ALL INDIA INSTALLED CAPACITY

Monday, July 5, 2010

Reliance Power, RNRL merger ratio fixed at 1:4, deal in line with market rate of stocks

Billionaire Anil Ambani’s Reliance Power (R-Power) will merge sister firm Reliance Natural Resources (RNRL) with itself by offering share for every four RNRL shares in a deal that is seen as the younger Ambani’s attempt to ensure gas supplies from elder brother Mukesh Ambani’s Reliance Industries (RIL). The boards of R-Power and RNRL on Sunday approved the merger proposal as well as the share swap ratio based on the valuation by consultancy firm KPMG, the Anil Dhirubhai Ambani Group (ADAG) said in a media statement. The merger process is likely to be completed by the end of this calendar year, said a senior ADAG official. “The merger is the only way out to allocate gas rights to R-Power,” said SP Tulsian, a Mumbai-based independent analyst who tracks companies owned by both Ambani brothers. “The move is positive for R-Power shareholders.”
RNRL was created five years ago to buy natural gas from RIL at a cheap rate and transmit it to R-Power.
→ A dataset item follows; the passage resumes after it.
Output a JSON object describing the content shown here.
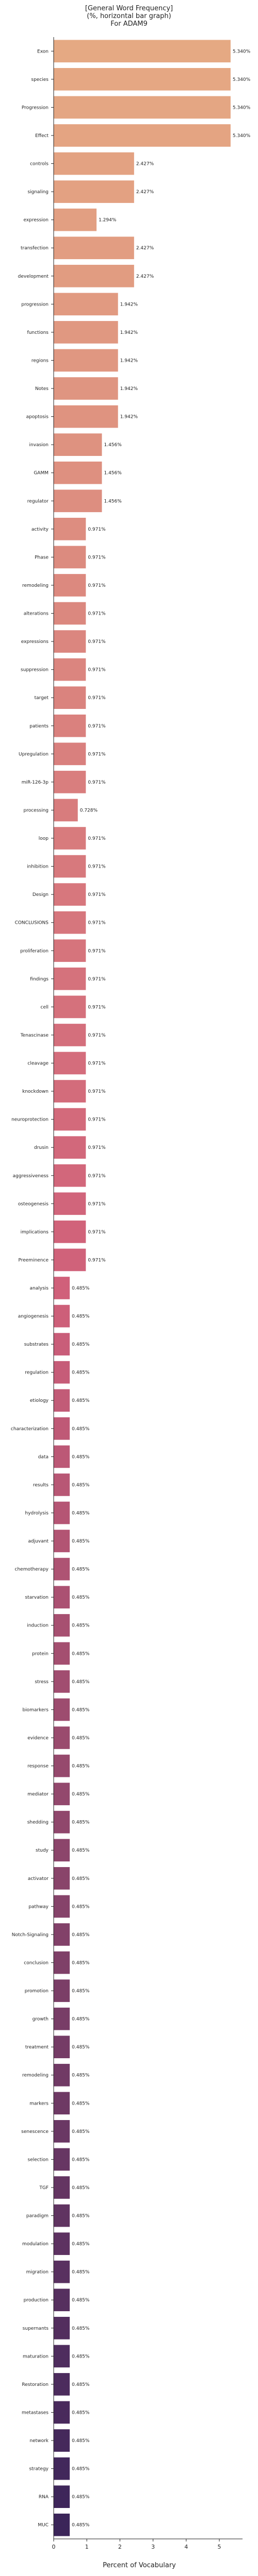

But the government policy now in place, envisages no role for such a company. Instead only actual users of gas, such as power and fertiliser companies, are entitled to the fuel. In May, the Supreme Court ruled that the government had the right both to determine the price of gas as well as fix the user. On June 25, RNRL and RIL signed a revised gas supply agreement in line with the apex court’s verdict to resolve a dispute that had been at the heart of the feud between the Ambani brothers.
“The merger will accelerate R-Power’s plans for setting up an 8,000 mw gas-fired power unit,” ADAG said in the media statement. Post merger, R-Power will have ownership of RNRL’s share in four coal-bed methane blocks and an oil and gas block in Mizoram. RNRL’s proposed shipping venture will also come in handy for R-Power because it will be able to use the vessels for captive usage. On the other hand, RNRL shareholders will benefit from R-Power’s generation portfolio of 37,000 mw and its coal reserves in India and abroad, the media statement added.
“This (merger) has proved that RNRL has always been a shell company,” said Mr Tulsian, adding that the RNRL stock might open at Rs 42-43 in early trades on Monday, a huge discount to the stock’s Friday’s close of Rs 63.55. The merger swap ratio is in line with the two companies’ market capitalisation, or the value of the total shares at ruling market price. At Friday’s close, RNRL’s market capitalisation stood at Rs 10,394 crore, nearly one-fourth of that of R-Power’s Rs 41,979 crore.